DE LOS SAHARAUIS EN ESPAÑA Y EN LOS


CAMPAMENTOS DE REFUGIADOS.

INTRODUCCIÓN.

El abandono del Sahara Occidental cierra la historia de la colonización española


en África. La última ocupación ininterrumpida del Sahara Occidental por España
se inició en 1884, fecha en la que se declaró un "protectorado" sobre el territorio
en cuestión tras pactar con las tribus locales y concluyó en febrero de 1976 .

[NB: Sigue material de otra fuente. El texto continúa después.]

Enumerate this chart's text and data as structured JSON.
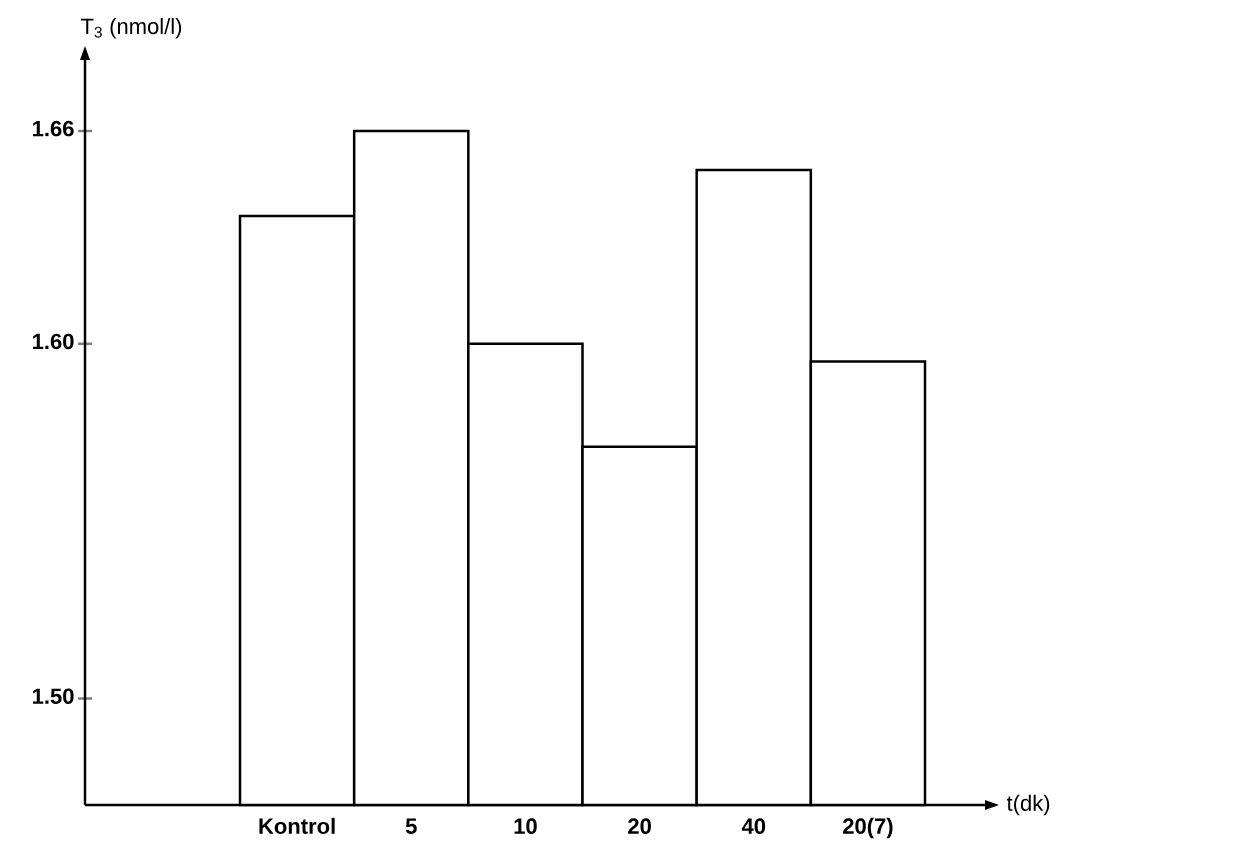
{
  "chart_data": {
    "type": "bar",
    "xlabel": "t(dk)",
    "ylabel": "T$_{3}$ (nmol/l)",
    "categories": [
      "Kontrol",
      "5",
      "10",
      "20",
      "40",
      "20(7)"
    ],
    "values": [
      1.636,
      1.66,
      1.6,
      1.571,
      1.649,
      1.595
    ],
    "color": "#ffffff",
    "ylim": [
      1.47,
      1.68
    ],
    "yticks": [
      {
        "value": 1.5,
        "label": "1.50"
      },
      {
        "value": 1.6,
        "label": "1.60"
      },
      {
        "value": 1.66,
        "label": "1.66"
      }
    ]
  }
}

Ahora bien, este lamentable procedimiento de descolonización si bien condujo a


un abandono del territorio, formalizado desde el 26 de febrero de 1976 , no
solucionaba la cuestión de qué ocurría con la población asentada sobre tal
territorio. Por un lado, Marruecos y Mauritania intentaron anexionarse el territorio,
lo cual hubiese significado que la población adquiriría la nacionalidad del nuevo
poseedor de l territorio, esto es, la nacionalidad marroquí o la mauritana; por otro
lado, un importante sector de la población saharaui fundó, justo en el momento del
abandono español (el 27 de febrero de 1976) su propio Estado, la República
Áraba Saharaui Democrática (RASD) que contaba con su propio territorio
controlado por las fuerzas armadas independentistas, su propia población y su
propio poder soberano (elementos clásicos de la estatalidad).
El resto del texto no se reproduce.